Foulek RINGELHEIM, Boule de Juif, Genèse, 2021, 134 p., 17,50 €, ISBN : 978-2-382010-01-3
Le narrateur a treize ans quand débute le récit, du côté de Liège, il en aura seize à la fin du livre. Et l’on subodore être face au premier tome d’une autobiographie. Mais Foulek Ringelheim (1938-2019) est mort avant la sortie de Boule de Juif, nous privant de leviers de compréhension. Vers la fin du volume, après des études primaires fort chaotiques, il souhaite devenir tourneur ajusteur quand un malentendu le propulse dans une section latine. Or il sera un jour avocat, magistrat, écrivain (des essais mais aussi deux romans fort remarqués, Le juge Goth et La seconde vie d’Abram Potz). Une lecture très attentive, toutefois, permet de discriminer une foule d’indices à travers les aventures tragiques et drolatiques du petit Foulek.
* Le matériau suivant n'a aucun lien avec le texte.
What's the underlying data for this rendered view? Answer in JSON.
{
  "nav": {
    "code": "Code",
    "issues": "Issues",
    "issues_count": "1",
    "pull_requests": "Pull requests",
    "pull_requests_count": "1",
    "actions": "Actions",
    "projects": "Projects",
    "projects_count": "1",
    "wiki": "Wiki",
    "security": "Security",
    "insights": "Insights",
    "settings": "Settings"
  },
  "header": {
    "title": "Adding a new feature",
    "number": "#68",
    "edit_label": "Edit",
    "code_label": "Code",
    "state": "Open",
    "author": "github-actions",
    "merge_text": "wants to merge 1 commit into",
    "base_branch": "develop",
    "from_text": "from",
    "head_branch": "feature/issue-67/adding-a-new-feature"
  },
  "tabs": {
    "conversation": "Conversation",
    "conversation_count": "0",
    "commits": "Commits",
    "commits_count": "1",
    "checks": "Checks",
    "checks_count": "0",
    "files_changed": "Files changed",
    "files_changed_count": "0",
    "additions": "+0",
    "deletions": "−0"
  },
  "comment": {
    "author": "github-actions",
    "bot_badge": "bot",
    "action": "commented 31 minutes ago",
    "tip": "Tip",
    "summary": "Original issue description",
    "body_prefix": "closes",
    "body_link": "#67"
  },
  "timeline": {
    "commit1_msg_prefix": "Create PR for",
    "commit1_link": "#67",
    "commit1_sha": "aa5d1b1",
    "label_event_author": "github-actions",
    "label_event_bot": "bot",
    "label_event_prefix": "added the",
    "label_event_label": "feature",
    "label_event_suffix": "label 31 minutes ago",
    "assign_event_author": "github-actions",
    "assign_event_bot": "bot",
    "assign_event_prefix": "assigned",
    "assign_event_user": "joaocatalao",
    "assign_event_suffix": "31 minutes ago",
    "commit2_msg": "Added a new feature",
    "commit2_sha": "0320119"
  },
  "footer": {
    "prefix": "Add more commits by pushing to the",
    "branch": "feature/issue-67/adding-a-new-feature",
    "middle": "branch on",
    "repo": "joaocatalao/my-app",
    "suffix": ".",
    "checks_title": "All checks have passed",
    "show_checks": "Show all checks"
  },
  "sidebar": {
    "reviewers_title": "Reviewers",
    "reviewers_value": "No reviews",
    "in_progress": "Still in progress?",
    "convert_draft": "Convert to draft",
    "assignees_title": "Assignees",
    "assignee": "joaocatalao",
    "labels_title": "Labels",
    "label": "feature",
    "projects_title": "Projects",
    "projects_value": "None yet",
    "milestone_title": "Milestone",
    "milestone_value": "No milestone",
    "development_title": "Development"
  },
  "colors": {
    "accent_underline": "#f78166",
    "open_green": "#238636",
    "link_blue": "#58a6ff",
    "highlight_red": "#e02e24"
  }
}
Ce qui arrache le livre au premier degré (les souvenirs d’un enfant juif caché durant la guerre) pour le situer dans une interrogation sur l’identité, l’émancipation, la rédemption.
Un rebours narratif va déployer toute l’enfance du narrateur, depuis sa naissance, burlesque : il ne veut pas sortir du ventre maternel, comme s’il devinait dans quel marasme va basculer le monde. Mais le repère des treize ans n’est pas fortuit. La scène initiale est axiale. Foulek (qui ne se nommera jamais), « client assidu » de la bibliothèque publique, bute sur un livre qu’il appréhende antisémite, Boule de Juif, de Maupassant. La méprise évacuée, Boule-de-suif s’avère une leçon d’humanisme, où la morale traditionnelle est renversée en faveur d’une marginalité pavoisée. Foulek, marginalisé lui-même, répond au signe et endosse l’identité de « boule de Juif » :
Sans me vanter, j’étais alors un bon spécimen de petit Juif névrosé. Je subissais ma judéité comme on purge une peine arbitraire, infamante et irrévocable. J’en avais honte en public et je m’en faisais gloire en secret. J’essayais de compenser mon complexe d’infériorité par le sentiment de ma supériorité juive.
Première salve d’indices ! Le garçon subit les vicissitudes de la vie (la pauvreté, la discrimination, la disparition du père, une mère ultra-possessive et directive), mais il se rebelle. Pour le meilleur ou pour le pire. La bouffonnerie et la prédélinquance pour rogner la barrière d’altérité qui le sépare des enfants belges. Les livres comme anges-gardiens : initiateurs et formateurs, ils horizonneront sa vie.
Deuxième salve d’indices ! Le garçon croise des « tuteurs de résilience ». Une voisine aide la mère à rédiger ses lettres, une pharmacienne la soustrait aux Allemands, des fermiers et un orphelinat catholique dissimulent Foulek et son frère aîné, etc. Mais deux hommes, surtout, figurent la fonction paternelle : un résistant explique au garçon les difficultés et les mérites de son père ; un directeur de grand magasin, au lieu de le dénoncer pour un vol, lui offre l’amnistie contre un amendement.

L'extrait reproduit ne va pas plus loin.